Procediamo con ordine. Il progetto neoliberale di un mercato senza Stato, va detto con grande franchezza, è intellettualmente insostenibile. Come ci hanno insegnato gli economisti classici (da Smith a Marx, passando per Ricardo e Mill), lo Stato deve intervenire nel mercato per permetterne il funzionamento. Lo stesso Einaudi (che di certo aveva ben interiorizzato la lezione degli economisti più liberisti), era del tutto consapevole che il mercato non può esistere senza istituzioni fondamentali che del potere pubblico sono storicamente prerogativa esclusiva. In primis, i diritti di proprietà e la loro difesa tramite l’uso della forza. Lezione, questa appena accennata, fatta propria e ampliata dalle prospettive istituzionaliste e neo-istituzionaliste (si pensi ad autori come Veblen, North, Ostrom e, più di recente, Acemoglu e Robinson).

Inoltre, non sarebbe del tutto improprio affermare che una buona parte della teoria economica non ortodossa del secondo Novecento ha sostenuto la necessità dell’intervento pubblico nei sistemi economici. Guardando ad approcci parzialmente alternativi alla teoria neoclassica, contributi come quello offertoci dalle visioni di ispirazione keynesiana della macroeconomia, oppure della behavioural economics in microeconomia, hanno certamente minato il sogno di vedere, nel mondo reale, il realizzarsi spontaneo degli ideali della welfare economics.

Ma è la stessa teoria neoclassica, per come si è andata a sviluppare negli ultimi 5 decenni (e invero da Pigou in poi), che ha fatto emergere un numero crescente di quelli che in gergo si chiamano fallimenti di mercato, ossia tipi di circostanze dove il libero mercato, se non corretto dall’intervento pubblico, produce risultati non ottimali dal punto di vista dell’efficienza complessiva del sistema. Esempi comuni hanno a che vedere con le esternalità, le asimmetrie informative, e la presenza di forme di mercato non concorrenziali.

E veniamo all’opportunità che ci viene offerta. Il fondamentalismo del mercato, come lo ha chiamato Dani Rodrik, ha provato a scavare un solco fra economia e società, rappresentando la prima come ambito tecnico e de-politicizzato. Le conseguenze di lungo periodo di una tale visione, come lo stesso Polanyi sosteneva e come il recente riemergere di movimenti populisti ha sostanzialmente confermato, mettono a repentaglio la stabilità dei sistemi liberal democratici. I cittadini, stanchi di essere assoggettati a logiche economiche che li vedono come mere pedine da sacrificare, si gettano nelle braccia di chi promette loro di domare il mercato ora e per sempre. E questo avviene al netto della plausibilità delle soluzioni offerte, o dei mezzi, spesso moralmente e politicamente nefasti, proposti.

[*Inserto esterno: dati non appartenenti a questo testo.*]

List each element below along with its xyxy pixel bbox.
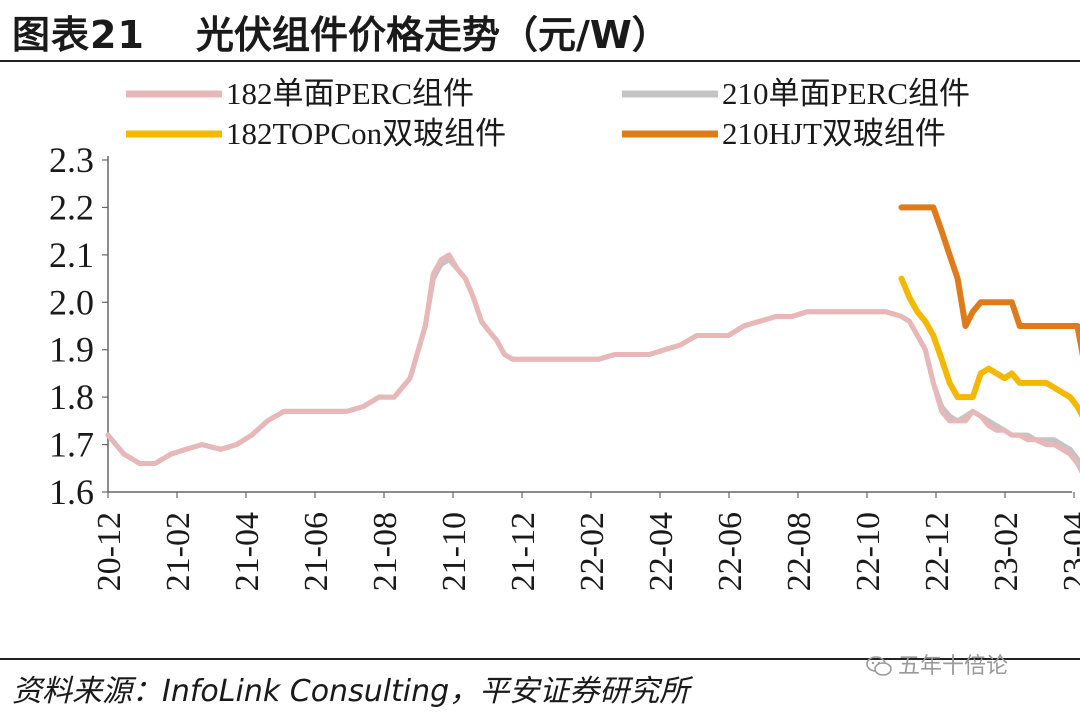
source-note: 资料来源：InfoLink Consulting，平安证券研究所 <box>12 674 690 709</box>
x-tick-label: 23-02 <box>988 512 1025 591</box>
chart-legend: 182单面PERC组件 210单面PERC组件 182TOPCon双玻组件 210HJ… <box>126 76 970 151</box>
x-tick-label: 22-06 <box>712 512 749 591</box>
legend-label: 210单面PERC组件 <box>722 76 970 111</box>
y-tick-label: 2.1 <box>49 235 94 275</box>
x-tick-label: 22-10 <box>850 512 887 591</box>
x-tick-label: 21-08 <box>367 512 404 591</box>
x-tick-label: 20-12 <box>91 512 128 591</box>
wechat-icon <box>866 656 892 676</box>
x-tick-label: 21-10 <box>436 512 473 591</box>
x-tick-label: 22-08 <box>781 512 818 591</box>
y-tick-label: 1.7 <box>49 425 94 465</box>
y-tick-label: 1.8 <box>49 377 94 417</box>
series-line-3 <box>898 275 1080 418</box>
line-chart: 182单面PERC组件 210单面PERC组件 182TOPCon双玻组件 210HJ… <box>49 76 1080 591</box>
y-tick-label: 2.0 <box>49 282 94 322</box>
x-tick-label: 21-04 <box>229 512 266 591</box>
series-line-1 <box>105 252 1080 474</box>
title-divider <box>0 60 1080 62</box>
legend-label: 182TOPCon双玻组件 <box>226 116 506 151</box>
figure-header: 图表21 光伏组件价格走势（元/W） <box>0 0 1080 62</box>
y-tick-label: 1.6 <box>49 472 94 512</box>
watermark: 五年十倍论 <box>866 648 1008 680</box>
x-tick-label: 22-02 <box>574 512 611 591</box>
series-line-4 <box>898 204 1080 357</box>
x-tick-label: 21-02 <box>160 512 197 591</box>
watermark-text: 五年十倍论 <box>898 654 1009 679</box>
y-tick-label: 2.2 <box>49 187 94 227</box>
x-tick-label: 21-06 <box>298 512 335 591</box>
legend-label: 182单面PERC组件 <box>226 76 474 111</box>
chart-title: 光伏组件价格走势（元/W） <box>196 13 670 57</box>
chart-axes: 1.6 1.7 1.8 1.9 2.0 2.1 2.2 2.3 20-12 21-02 21-04 2… <box>49 140 1080 591</box>
x-tick-label: 21-12 <box>505 512 542 591</box>
chart-series-layer <box>105 204 1080 474</box>
legend-label: 210HJT双玻组件 <box>722 116 946 151</box>
footer-divider <box>0 658 1080 660</box>
y-tick-label: 2.3 <box>49 140 94 180</box>
x-tick-label: 22-12 <box>919 512 956 591</box>
figure-number: 图表21 <box>12 13 145 57</box>
series-line-2 <box>105 257 1080 466</box>
y-tick-label: 1.9 <box>49 330 94 370</box>
x-tick-label: 23-04 <box>1057 512 1080 591</box>
x-tick-label: 22-04 <box>643 512 680 591</box>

Nella breccia ideologica e cognitiva che si sta aprendo si può e si deve, invece, riportare il tema della distribuzione delle risorse economiche al centro del dibattito pubblico e, tramite questo, sottoporlo al vaglio di criteri di giustizia sociale. Giustizia qui intesa come redistribuzione delle risorse generate con l’aiuto del mercato, ma anche come pre-distribuzione, ossia come alterazione delle regole del gioco e della distribuzione iniziale degli asset in modo da favorire, ad esempio, una maggiore eguaglianza di opportunità. Questa, in sintesi, la lezione di Rawls, ma anche di economisti come Meade e più di recente Atkinson e Piketty.

Le sfide che attendono i paesi occidentali sono invero assai complesse. Una gestione più consapevole dell’integrazione economica globale e del cambiamento tecnologico, ma anche una politica condivisa ed efficace per evitare le conseguenze del cambiamento climatico, rappresentano soltanto alcune di esse. Sono però sfide che vanno affrontate non unicamente in nome dell’efficienza e della crescita economica, ma anche dell’equità e dello sviluppo sostenibile. Non farlo ci esporrebbe certamente a un fallimento di tipo etico e morale, ma anche politico-istituzionale, di portata storica.